Developed a credit risk model to support lending decisions and reduce default-related losses for a UK private bank to predict Probability of Default (PD) and quantify portfolio risk via LGD, EAD, and Expected Loss (EL) under adverse macroeconomic conditions. The project aims to support risk-based pricing, capital allocation, and regulatory-aligned decision-making under Basel II/III principles.

⚙️ Tasks

  • Data Preprocessing & Cleaning: Handled missing values, treated outliers, and standardised numerical features to ensure data quality and model stability.
  • Feature Engineering (WoE/IV): Transformed variables using Weight of Evidence (WoE) and selected features based on Information Value (IV) to enhance predictive power and maintain interpretability.
  • Data Splitting & Validation: Implemented a train/test/holdout framework to ensure robust model evaluation and prevent data leakage.
  • Model Development (Scorecard & Benchmarking): Built an interpretable Logistic Regression scorecard model and benchmarked performance against ensemble methods (e.g., Random Forest, XGBoost).
  • Class Imbalance Handling: Applied resampling techniques (ADASYN, SMOTE variants) to improve detection of rare default events.
  • Threshold Optimisation: Tuned classification thresholds using ROC analysis and Youden’s Index to balance sensitivity and specificity, prioritising recall.
  • Model Evaluation & Validation: Assessed performance using ROC-AUC, Gini coefficient, KS statistic, CAP curve, and confusion matrix metrics to evaluate discrimination and classification effectiveness.
  • Risk Quantification (LGD, EAD, EL): Implemented LGD and EAD estimation and calculated Expected Loss (EL = PD × LGD × EAD) to translate model outputs into monetary risk measures.

💡 Results

  • Model performance: Logistic Regression achieved ROC-AUC = 0.9524, Gini = 0.9048, and KS = 0.7703, with 92.73% recall, effectively capturing the majority of defaulters.
  • Risk drivers: Loan-to-value, interest rate and regularity of income inflows (IV > 0.5) were identified as the primary predictors, outperforming traditional variables such as income level and employment length.
  • Business impact: Reduced missed defaults to 554 out of 7,617, significantly limiting loss exposure.

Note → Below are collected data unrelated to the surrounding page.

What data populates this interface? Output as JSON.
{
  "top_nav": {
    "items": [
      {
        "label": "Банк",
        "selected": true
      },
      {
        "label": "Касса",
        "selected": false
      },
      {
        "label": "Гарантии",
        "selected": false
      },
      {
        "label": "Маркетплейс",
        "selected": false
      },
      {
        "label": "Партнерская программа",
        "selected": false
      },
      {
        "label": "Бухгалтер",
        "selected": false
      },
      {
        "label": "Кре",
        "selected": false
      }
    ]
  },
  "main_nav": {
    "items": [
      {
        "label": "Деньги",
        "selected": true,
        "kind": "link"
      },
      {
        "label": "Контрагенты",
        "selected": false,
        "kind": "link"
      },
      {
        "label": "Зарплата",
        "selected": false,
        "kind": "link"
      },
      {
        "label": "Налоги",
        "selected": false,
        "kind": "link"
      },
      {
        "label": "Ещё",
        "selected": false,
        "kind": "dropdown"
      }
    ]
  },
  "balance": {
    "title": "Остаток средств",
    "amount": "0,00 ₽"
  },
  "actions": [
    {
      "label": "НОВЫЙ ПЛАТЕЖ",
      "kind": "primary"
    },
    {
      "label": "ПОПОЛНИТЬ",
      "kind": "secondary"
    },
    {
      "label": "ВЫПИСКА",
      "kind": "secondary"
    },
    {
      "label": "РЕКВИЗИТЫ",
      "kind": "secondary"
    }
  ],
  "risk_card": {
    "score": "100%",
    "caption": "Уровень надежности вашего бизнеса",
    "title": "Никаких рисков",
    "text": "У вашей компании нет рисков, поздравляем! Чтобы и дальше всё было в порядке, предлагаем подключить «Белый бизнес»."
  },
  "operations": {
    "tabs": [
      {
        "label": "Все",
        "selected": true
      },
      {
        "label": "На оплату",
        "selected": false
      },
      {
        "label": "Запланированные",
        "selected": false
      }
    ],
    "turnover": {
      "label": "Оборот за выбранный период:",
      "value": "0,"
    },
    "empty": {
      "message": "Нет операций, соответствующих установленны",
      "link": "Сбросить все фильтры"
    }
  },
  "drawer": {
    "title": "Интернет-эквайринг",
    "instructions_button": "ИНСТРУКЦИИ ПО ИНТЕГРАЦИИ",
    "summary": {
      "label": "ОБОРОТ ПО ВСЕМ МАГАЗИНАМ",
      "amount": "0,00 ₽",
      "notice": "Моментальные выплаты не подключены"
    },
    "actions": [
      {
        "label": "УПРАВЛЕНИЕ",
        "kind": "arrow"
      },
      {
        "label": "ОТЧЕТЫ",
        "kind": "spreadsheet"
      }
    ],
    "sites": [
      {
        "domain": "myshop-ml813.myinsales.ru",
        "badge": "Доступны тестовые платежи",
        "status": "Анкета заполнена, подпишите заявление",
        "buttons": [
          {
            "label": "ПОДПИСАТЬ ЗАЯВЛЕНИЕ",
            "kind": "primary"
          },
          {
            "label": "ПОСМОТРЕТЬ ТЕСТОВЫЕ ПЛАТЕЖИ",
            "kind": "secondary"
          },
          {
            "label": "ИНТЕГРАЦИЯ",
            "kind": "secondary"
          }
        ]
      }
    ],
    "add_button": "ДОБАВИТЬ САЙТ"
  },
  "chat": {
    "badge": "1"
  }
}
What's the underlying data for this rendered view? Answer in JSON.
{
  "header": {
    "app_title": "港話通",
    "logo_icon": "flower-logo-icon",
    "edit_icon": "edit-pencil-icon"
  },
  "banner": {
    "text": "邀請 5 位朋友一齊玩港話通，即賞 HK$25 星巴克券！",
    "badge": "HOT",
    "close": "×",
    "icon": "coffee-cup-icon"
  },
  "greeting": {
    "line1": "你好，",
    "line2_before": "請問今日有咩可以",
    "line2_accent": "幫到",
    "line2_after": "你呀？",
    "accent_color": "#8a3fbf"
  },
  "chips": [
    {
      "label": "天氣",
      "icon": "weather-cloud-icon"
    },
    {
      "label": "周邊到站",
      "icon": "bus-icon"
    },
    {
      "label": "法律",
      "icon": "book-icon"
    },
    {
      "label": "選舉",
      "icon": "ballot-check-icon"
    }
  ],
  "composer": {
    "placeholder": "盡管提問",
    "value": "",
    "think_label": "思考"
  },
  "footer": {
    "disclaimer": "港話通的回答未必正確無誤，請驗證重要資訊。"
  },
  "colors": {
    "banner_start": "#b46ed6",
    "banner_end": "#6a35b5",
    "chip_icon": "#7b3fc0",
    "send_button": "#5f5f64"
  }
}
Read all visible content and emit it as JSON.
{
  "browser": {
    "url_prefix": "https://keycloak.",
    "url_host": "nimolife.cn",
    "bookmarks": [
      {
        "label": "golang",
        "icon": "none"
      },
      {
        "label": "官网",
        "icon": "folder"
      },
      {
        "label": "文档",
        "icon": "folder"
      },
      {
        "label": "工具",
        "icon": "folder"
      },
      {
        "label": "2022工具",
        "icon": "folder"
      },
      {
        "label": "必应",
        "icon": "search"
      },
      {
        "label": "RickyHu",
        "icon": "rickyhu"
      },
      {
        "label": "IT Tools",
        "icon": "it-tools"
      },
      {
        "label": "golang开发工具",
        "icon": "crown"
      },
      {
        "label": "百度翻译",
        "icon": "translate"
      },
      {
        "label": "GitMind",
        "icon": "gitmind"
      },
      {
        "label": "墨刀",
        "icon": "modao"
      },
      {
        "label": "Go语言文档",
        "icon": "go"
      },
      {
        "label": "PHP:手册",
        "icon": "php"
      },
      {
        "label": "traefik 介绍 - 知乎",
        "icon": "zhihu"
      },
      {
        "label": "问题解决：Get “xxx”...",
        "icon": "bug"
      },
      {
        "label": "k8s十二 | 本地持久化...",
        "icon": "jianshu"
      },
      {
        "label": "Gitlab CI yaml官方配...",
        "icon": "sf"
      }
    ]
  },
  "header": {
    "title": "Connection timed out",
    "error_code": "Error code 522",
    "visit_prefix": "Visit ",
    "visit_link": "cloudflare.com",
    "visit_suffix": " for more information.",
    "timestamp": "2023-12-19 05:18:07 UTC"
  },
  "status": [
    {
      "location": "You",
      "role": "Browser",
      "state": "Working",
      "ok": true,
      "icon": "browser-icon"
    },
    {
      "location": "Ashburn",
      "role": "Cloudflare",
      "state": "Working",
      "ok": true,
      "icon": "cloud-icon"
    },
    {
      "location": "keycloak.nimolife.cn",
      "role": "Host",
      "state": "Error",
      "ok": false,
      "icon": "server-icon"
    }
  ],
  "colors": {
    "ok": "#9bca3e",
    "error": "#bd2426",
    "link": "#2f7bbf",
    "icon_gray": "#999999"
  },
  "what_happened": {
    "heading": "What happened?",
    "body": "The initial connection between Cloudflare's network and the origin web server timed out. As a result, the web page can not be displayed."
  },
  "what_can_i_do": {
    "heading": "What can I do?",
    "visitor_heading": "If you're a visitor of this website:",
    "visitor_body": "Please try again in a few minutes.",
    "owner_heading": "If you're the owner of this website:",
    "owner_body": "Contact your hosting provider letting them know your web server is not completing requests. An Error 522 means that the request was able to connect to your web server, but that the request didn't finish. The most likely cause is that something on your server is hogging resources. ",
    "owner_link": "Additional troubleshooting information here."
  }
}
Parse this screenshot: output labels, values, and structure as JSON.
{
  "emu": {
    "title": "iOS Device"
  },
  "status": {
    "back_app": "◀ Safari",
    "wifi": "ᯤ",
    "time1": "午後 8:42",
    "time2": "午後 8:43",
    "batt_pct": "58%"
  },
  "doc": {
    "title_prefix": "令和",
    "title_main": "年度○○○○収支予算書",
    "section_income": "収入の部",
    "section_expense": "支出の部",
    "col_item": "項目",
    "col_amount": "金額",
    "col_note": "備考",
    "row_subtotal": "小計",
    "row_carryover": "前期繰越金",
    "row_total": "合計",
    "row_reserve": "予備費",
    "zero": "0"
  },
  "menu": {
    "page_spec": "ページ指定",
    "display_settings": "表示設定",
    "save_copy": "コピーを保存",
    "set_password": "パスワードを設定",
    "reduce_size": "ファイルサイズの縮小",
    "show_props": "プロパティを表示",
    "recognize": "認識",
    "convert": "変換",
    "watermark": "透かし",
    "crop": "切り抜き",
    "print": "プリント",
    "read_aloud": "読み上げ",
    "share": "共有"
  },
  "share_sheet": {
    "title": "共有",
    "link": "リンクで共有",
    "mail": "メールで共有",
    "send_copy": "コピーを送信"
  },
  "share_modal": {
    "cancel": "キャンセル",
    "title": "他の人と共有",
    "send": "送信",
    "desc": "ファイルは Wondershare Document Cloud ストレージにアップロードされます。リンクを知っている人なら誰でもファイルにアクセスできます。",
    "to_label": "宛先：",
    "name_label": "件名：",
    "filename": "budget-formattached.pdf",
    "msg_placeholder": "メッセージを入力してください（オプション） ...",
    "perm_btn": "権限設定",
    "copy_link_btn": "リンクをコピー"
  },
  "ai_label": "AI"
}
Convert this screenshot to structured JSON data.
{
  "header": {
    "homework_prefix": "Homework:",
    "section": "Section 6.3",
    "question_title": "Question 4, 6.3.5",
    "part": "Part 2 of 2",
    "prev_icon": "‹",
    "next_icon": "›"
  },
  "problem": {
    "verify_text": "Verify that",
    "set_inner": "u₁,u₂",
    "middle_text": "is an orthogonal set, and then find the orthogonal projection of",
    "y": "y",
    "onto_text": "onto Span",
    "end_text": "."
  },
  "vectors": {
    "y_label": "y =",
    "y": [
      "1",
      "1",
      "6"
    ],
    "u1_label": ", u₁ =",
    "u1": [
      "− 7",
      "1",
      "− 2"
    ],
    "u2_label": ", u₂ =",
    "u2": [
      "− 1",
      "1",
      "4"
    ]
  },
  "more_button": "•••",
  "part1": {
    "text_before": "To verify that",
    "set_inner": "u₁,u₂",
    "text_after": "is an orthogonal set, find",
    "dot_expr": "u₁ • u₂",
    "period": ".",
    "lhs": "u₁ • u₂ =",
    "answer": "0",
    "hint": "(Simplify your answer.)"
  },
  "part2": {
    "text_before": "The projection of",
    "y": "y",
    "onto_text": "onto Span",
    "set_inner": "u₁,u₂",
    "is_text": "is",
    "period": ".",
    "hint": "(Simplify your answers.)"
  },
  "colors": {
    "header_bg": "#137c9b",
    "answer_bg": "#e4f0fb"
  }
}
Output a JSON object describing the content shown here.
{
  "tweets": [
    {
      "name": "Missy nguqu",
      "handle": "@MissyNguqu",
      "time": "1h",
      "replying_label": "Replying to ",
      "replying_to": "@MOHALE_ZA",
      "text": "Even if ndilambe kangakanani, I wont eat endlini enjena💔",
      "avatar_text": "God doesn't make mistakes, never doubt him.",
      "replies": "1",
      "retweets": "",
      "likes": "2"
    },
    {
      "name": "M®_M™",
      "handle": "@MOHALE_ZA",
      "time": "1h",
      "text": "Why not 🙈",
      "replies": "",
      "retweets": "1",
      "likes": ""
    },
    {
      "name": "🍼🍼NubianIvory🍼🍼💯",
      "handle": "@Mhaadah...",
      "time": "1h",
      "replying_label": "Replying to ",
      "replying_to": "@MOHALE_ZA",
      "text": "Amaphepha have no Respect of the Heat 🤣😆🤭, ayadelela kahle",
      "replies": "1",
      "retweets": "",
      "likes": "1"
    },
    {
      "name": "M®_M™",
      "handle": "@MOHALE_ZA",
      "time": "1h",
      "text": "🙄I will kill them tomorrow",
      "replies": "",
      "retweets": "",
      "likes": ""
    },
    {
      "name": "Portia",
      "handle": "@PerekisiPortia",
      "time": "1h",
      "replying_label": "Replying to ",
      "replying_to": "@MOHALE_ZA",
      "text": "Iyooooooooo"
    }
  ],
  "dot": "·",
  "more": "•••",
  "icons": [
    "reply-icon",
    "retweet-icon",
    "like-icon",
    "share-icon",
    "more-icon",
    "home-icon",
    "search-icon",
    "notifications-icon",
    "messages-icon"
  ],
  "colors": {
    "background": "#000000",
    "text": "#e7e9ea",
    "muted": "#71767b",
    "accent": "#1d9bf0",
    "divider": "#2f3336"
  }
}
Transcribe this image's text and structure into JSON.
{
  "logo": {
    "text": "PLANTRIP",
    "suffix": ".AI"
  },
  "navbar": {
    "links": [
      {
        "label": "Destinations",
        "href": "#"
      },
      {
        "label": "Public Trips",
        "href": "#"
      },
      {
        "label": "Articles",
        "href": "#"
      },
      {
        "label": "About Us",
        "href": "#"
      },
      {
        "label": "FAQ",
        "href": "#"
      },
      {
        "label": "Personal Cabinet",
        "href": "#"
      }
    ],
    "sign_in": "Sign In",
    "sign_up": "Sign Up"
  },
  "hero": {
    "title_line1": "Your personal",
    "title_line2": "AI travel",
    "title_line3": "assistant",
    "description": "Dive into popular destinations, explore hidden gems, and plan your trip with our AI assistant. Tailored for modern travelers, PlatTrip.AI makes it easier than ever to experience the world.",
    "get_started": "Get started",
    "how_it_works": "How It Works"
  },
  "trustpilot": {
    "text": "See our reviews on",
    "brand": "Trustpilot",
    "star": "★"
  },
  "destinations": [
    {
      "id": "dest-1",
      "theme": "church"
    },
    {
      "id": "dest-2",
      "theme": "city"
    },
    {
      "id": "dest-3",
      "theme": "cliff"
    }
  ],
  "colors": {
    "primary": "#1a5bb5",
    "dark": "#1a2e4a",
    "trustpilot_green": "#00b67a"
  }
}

CAP analysis showed that ~90% of defaulters were captured within the top 20% of the highest-risk segment, enabling more targeted and efficient underwriting.
  • Financial integration: The Expected Loss (EL) framework translated model outputs into monetary terms (e.g., rejecting a small business loan with EL = £39.7k versus approving a home improvement loan with EL = £42), supporting automated credit decision-making and portfolio risk optimisation.